The second sentence swivels from critique to self-indictment. “I’ve been trying to help people all my life - that’s my trouble” turns “help” into a compulsion, a moral habit that curdles into ego, control, or exhaustion. The dash is doing real work: it’s the moment he catches himself, admitting that the urge to be useful can become a private pathology. Olson’s subtext is that poetry, when it tries to “help,” often defaults to instruction, consolation, or uplift - genres that reassure the reader at the cost of flattening experience.
What makes the quote sting is its refusal of sentimental rescue narratives. Olson doesn’t deny ethics; he distrusts the easier ethics of being “for” people in a way that keeps the poet clean. The harder wager is that poems don’t help by delivering aid packages of meaning. They help, if at all, by altering perception - making you less governable by cliché, including the cliché of the good-hearted artist.
The second sentence swivels from critique to self-indictment. “I’ve been trying to help people all my life - that’s my trouble” turns “help” into a compulsion, a moral habit that curdles into ego, control, or exhaustion. The dash is doing real work: it’s the moment he catches himself, admitting that the urge to be useful can become a private pathology. Olson’s subtext is that poetry, when it tries to “help,” often defaults to instruction, consolation, or uplift - genres that reassure the reader at the cost of flattening experience.

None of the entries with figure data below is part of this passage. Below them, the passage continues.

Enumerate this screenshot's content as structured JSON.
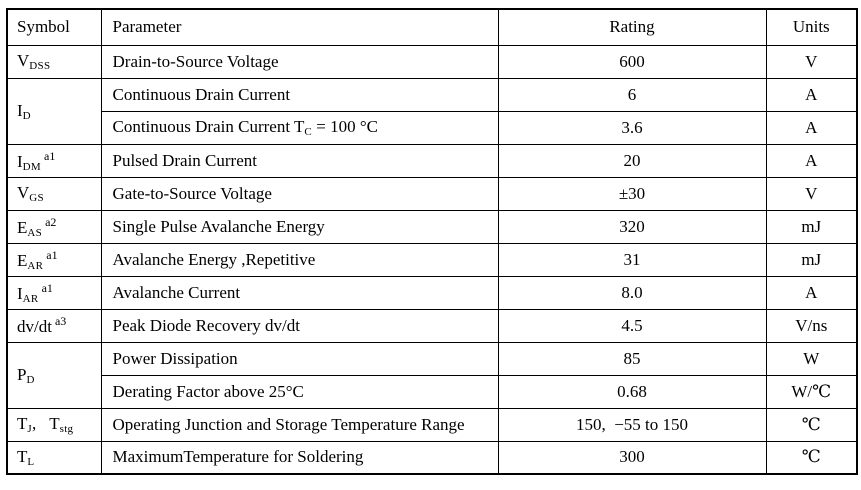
{
  "table": {
    "header": {
      "symbol": "Symbol",
      "parameter": "Parameter",
      "rating": "Rating",
      "units": "Units"
    },
    "rows": [
      {
        "sym_base": "V",
        "sym_sub": "DSS",
        "parameter": "Drain-to-Source Voltage",
        "rating": "600",
        "units": "V"
      },
      {
        "sym_base": "I",
        "sym_sub": "D",
        "parameter": "Continuous Drain Current",
        "rating": "6",
        "units": "A"
      },
      {
        "parameter_pre": "Continuous Drain Current T",
        "parameter_sub": "C",
        "parameter_post": " = 100 °C",
        "rating": "3.6",
        "units": "A"
      },
      {
        "sym_base": "I",
        "sym_sub": "DM",
        "sym_sup": "a1",
        "parameter": "Pulsed Drain Current",
        "rating": "20",
        "units": "A"
      },
      {
        "sym_base": "V",
        "sym_sub": "GS",
        "parameter": "Gate-to-Source Voltage",
        "rating": "±30",
        "units": "V"
      },
      {
        "sym_base": "E",
        "sym_sub": "AS",
        "sym_sup": "a2",
        "parameter": "Single Pulse Avalanche Energy",
        "rating": "320",
        "units": "mJ"
      },
      {
        "sym_base": "E",
        "sym_sub": "AR",
        "sym_sup": "a1",
        "parameter": "Avalanche Energy ,Repetitive",
        "rating": "31",
        "units": "mJ"
      },
      {
        "sym_base": "I",
        "sym_sub": "AR",
        "sym_sup": "a1",
        "parameter": "Avalanche Current",
        "rating": "8.0",
        "units": "A"
      },
      {
        "sym_base": "dv/dt",
        "sym_sup": "a3",
        "parameter": "Peak Diode Recovery dv/dt",
        "rating": "4.5",
        "units": "V/ns"
      },
      {
        "sym_base": "P",
        "sym_sub": "D",
        "parameter": "Power Dissipation",
        "rating": "85",
        "units": "W"
      },
      {
        "parameter": "Derating Factor above 25°C",
        "rating": "0.68",
        "units": "W/℃"
      },
      {
        "sym_base": "T",
        "sym_sub": "J",
        "sym_mid": ",",
        "sym_base2": "T",
        "sym_sub2": "stg",
        "parameter": "Operating Junction and Storage Temperature Range",
        "rating": "150,  −55 to 150",
        "units": "℃"
      },
      {
        "sym_base": "T",
        "sym_sub": "L",
        "parameter": "MaximumTemperature for Soldering",
        "rating": "300",
        "units": "℃"
      }
    ]
  }
}
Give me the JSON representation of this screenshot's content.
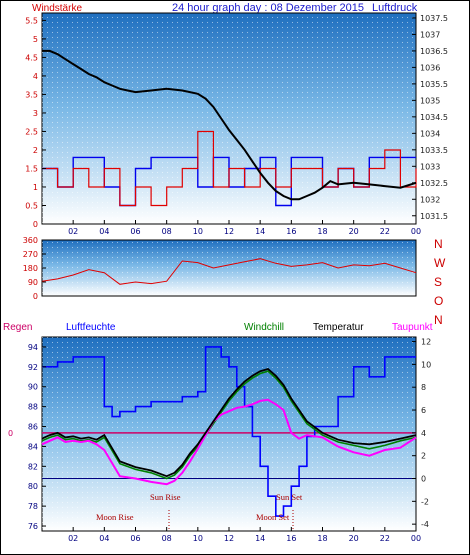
{
  "header": {
    "left_title": "Windstärke",
    "center_title": "24 hour graph day : 08 Dezember 2015",
    "right_title": "Luftdruck"
  },
  "colors": {
    "plot_top": "#1f6fbf",
    "plot_mid": "#7ab8e6",
    "plot_bottom": "#ffffff",
    "wind": "#e00000",
    "gust": "#0000ee",
    "pressure": "#000000",
    "humidity": "#0000ff",
    "temperature": "#000000",
    "windchill": "#008000",
    "dewpoint": "#ff00ff",
    "rain_line": "#cc0066",
    "zero_line": "#000080"
  },
  "hours": [
    "02",
    "04",
    "06",
    "08",
    "10",
    "12",
    "14",
    "16",
    "18",
    "20",
    "22",
    "00"
  ],
  "chart_data": [
    {
      "type": "line",
      "name": "wind-pressure",
      "ylabel_left": "Windstärke",
      "ylabel_right": "Luftdruck",
      "left_ticks": [
        "0",
        "0.5",
        "1",
        "1.5",
        "2",
        "2.5",
        "3",
        "3.5",
        "4",
        "4.5",
        "5",
        "5.5"
      ],
      "right_ticks": [
        "1031.5",
        "1032",
        "1032.5",
        "1033",
        "1033.5",
        "1034",
        "1034.5",
        "1035",
        "1035.5",
        "1036",
        "1036.5",
        "1037",
        "1037.5"
      ],
      "ylim_left": [
        0,
        5.7
      ],
      "ylim_right": [
        1031.25,
        1037.65
      ],
      "xlim": [
        0,
        24
      ],
      "series": [
        {
          "name": "Luftdruck",
          "x": [
            0,
            0.5,
            1,
            1.5,
            2,
            2.5,
            3,
            3.5,
            4,
            4.5,
            5,
            5.5,
            6,
            7,
            8,
            9,
            10,
            10.5,
            11,
            11.5,
            12,
            12.5,
            13,
            13.5,
            14,
            14.5,
            15,
            15.5,
            16,
            16.5,
            17,
            17.5,
            18,
            18.5,
            19,
            20,
            21,
            22,
            23,
            24
          ],
          "values": [
            1036.5,
            1036.5,
            1036.4,
            1036.25,
            1036.1,
            1035.95,
            1035.8,
            1035.7,
            1035.55,
            1035.45,
            1035.35,
            1035.3,
            1035.25,
            1035.3,
            1035.35,
            1035.3,
            1035.2,
            1035.05,
            1034.8,
            1034.45,
            1034.1,
            1033.8,
            1033.5,
            1033.15,
            1032.8,
            1032.5,
            1032.25,
            1032.1,
            1032.0,
            1032.0,
            1032.1,
            1032.2,
            1032.35,
            1032.55,
            1032.45,
            1032.5,
            1032.45,
            1032.4,
            1032.35,
            1032.5
          ]
        },
        {
          "name": "Windstärke",
          "x": [
            0,
            1,
            2,
            3,
            4,
            5,
            6,
            7,
            8,
            9,
            10,
            11,
            12,
            13,
            14,
            15,
            16,
            17,
            18,
            19,
            20,
            21,
            22,
            23,
            24
          ],
          "values": [
            1.5,
            1,
            1.5,
            1,
            1.5,
            0.5,
            1,
            0.5,
            1,
            1.5,
            2.5,
            1,
            1.5,
            1,
            1.5,
            1,
            1.5,
            1.5,
            1,
            1.5,
            1,
            1.5,
            2,
            1,
            1.5
          ]
        },
        {
          "name": "Wind gust",
          "x": [
            0,
            1,
            2,
            3,
            4,
            5,
            6,
            7,
            8,
            9,
            10,
            11,
            12,
            13,
            14,
            15,
            16,
            17,
            18,
            19,
            20,
            21,
            22,
            23,
            24
          ],
          "values": [
            1.5,
            1,
            1.8,
            1.8,
            1,
            0.5,
            1.5,
            1.8,
            1.8,
            1.8,
            1,
            1.8,
            1,
            1.5,
            1.8,
            0.5,
            1.8,
            1.8,
            1,
            1.5,
            1,
            1.8,
            1.8,
            1.8,
            1.8
          ]
        }
      ]
    },
    {
      "type": "line",
      "name": "wind-direction",
      "left_ticks": [
        "0",
        "90",
        "180",
        "270",
        "360"
      ],
      "right_labels": [
        "N",
        "W",
        "S",
        "O",
        "N"
      ],
      "ylim": [
        0,
        360
      ],
      "xlim": [
        0,
        24
      ],
      "series": [
        {
          "name": "direction",
          "x": [
            0,
            1,
            2,
            3,
            4,
            5,
            6,
            7,
            8,
            9,
            10,
            11,
            12,
            13,
            14,
            15,
            16,
            17,
            18,
            19,
            20,
            21,
            22,
            23,
            24
          ],
          "values": [
            95,
            110,
            135,
            170,
            150,
            75,
            90,
            80,
            95,
            225,
            215,
            180,
            200,
            220,
            240,
            210,
            190,
            200,
            215,
            180,
            200,
            195,
            210,
            180,
            150
          ]
        }
      ]
    },
    {
      "type": "line",
      "name": "temperature-humidity",
      "labels": {
        "rain": "Regen",
        "humidity": "Luftfeuchte",
        "windchill": "Windchill",
        "temperature": "Temperatur",
        "dewpoint": "Taupunkt"
      },
      "left_ticks": [
        "76",
        "78",
        "80",
        "82",
        "84",
        "86",
        "88",
        "90",
        "92",
        "94"
      ],
      "right_ticks": [
        "-4",
        "-2",
        "0",
        "2",
        "4",
        "6",
        "8",
        "10",
        "12"
      ],
      "rain_tick": "0",
      "ylim_left": [
        75.5,
        95
      ],
      "ylim_right": [
        -4.6,
        12.4
      ],
      "xlim": [
        0,
        24
      ],
      "series": [
        {
          "name": "Luftfeuchte",
          "x": [
            0,
            1,
            2,
            3,
            4,
            4.5,
            5,
            6,
            7,
            8,
            9,
            10,
            10.5,
            11,
            11.5,
            12,
            12.5,
            13,
            13.5,
            14,
            14.5,
            15,
            15.5,
            16,
            16.5,
            17,
            17.5,
            18,
            19,
            20,
            21,
            22,
            23,
            24
          ],
          "values": [
            92,
            92.5,
            93,
            93,
            88,
            87,
            87.5,
            88,
            88.5,
            88.5,
            89,
            89.5,
            94,
            94,
            93,
            92,
            90,
            88,
            85,
            82,
            79,
            77,
            78,
            80,
            82,
            85,
            86,
            86,
            89,
            92,
            91,
            93,
            93,
            93
          ]
        },
        {
          "name": "Temperatur",
          "x": [
            0,
            0.5,
            1,
            1.5,
            2,
            2.5,
            3,
            3.5,
            4,
            5,
            6,
            7,
            8,
            8.5,
            9,
            9.5,
            10,
            10.5,
            11,
            11.5,
            12,
            12.5,
            13,
            13.5,
            14,
            14.5,
            15,
            15.5,
            16,
            16.5,
            17,
            18,
            19,
            20,
            21,
            22,
            23,
            24
          ],
          "values": [
            3.5,
            3.8,
            4,
            3.6,
            3.7,
            3.5,
            3.6,
            3.4,
            3.8,
            1.5,
            1,
            0.7,
            0.2,
            0.5,
            1.2,
            2.2,
            3,
            4,
            5,
            6,
            7,
            7.8,
            8.5,
            9,
            9.4,
            9.6,
            9,
            8.2,
            7,
            6,
            5,
            4,
            3.4,
            3.1,
            3,
            3.2,
            3.5,
            3.8
          ]
        },
        {
          "name": "Windchill",
          "x": [
            0,
            0.5,
            1,
            1.5,
            2,
            2.5,
            3,
            3.5,
            4,
            5,
            6,
            7,
            8,
            8.5,
            9,
            9.5,
            10,
            10.5,
            11,
            11.5,
            12,
            12.5,
            13,
            13.5,
            14,
            14.5,
            15,
            15.5,
            16,
            16.5,
            17,
            18,
            19,
            20,
            21,
            22,
            23,
            24
          ],
          "values": [
            3.3,
            3.6,
            3.8,
            3.4,
            3.5,
            3.3,
            3.4,
            3.2,
            3.6,
            1.3,
            0.8,
            0.5,
            0,
            0.3,
            1,
            2,
            2.8,
            3.8,
            4.8,
            5.8,
            6.8,
            7.6,
            8.3,
            8.8,
            9.2,
            9.4,
            8.8,
            8,
            6.8,
            5.8,
            4.8,
            3.8,
            3.2,
            2.9,
            2.6,
            2.9,
            3.3,
            3.6
          ]
        },
        {
          "name": "Taupunkt",
          "x": [
            0,
            0.5,
            1,
            1.5,
            2,
            2.5,
            3,
            3.5,
            4,
            5,
            6,
            7,
            8,
            8.5,
            9,
            9.5,
            10,
            10.5,
            11,
            11.5,
            12,
            12.5,
            13,
            13.5,
            14,
            14.5,
            15,
            15.5,
            16,
            16.5,
            17,
            18,
            19,
            20,
            21,
            22,
            23,
            24
          ],
          "values": [
            3,
            3.3,
            3.6,
            3.2,
            3.3,
            3.2,
            3.3,
            3,
            2.5,
            0.2,
            0,
            -0.3,
            -0.5,
            -0.2,
            0.5,
            1.5,
            2.6,
            3.8,
            5,
            5.6,
            5.9,
            6.2,
            6.3,
            6.5,
            6.8,
            6.9,
            6.5,
            6,
            4,
            3.5,
            3.8,
            3.6,
            2.8,
            2.3,
            2,
            2.5,
            2.7,
            3.6
          ]
        }
      ],
      "annotations": {
        "sun_rise": "Sun Rise",
        "sun_set": "Sun Set",
        "moon_rise": "Moon Rise",
        "moon_set": "Moon Set"
      }
    }
  ]
}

What makes the quote sting is its refusal of sentimental rescue narratives. Olson doesn’t deny ethics; he distrusts the easier ethics of being “for” people in a way that keeps the poet clean. The harder wager is that poems don’t help by delivering aid packages of meaning. They help, if at all, by altering perception - making you less governable by cliché, including the cliché of the good-hearted artist.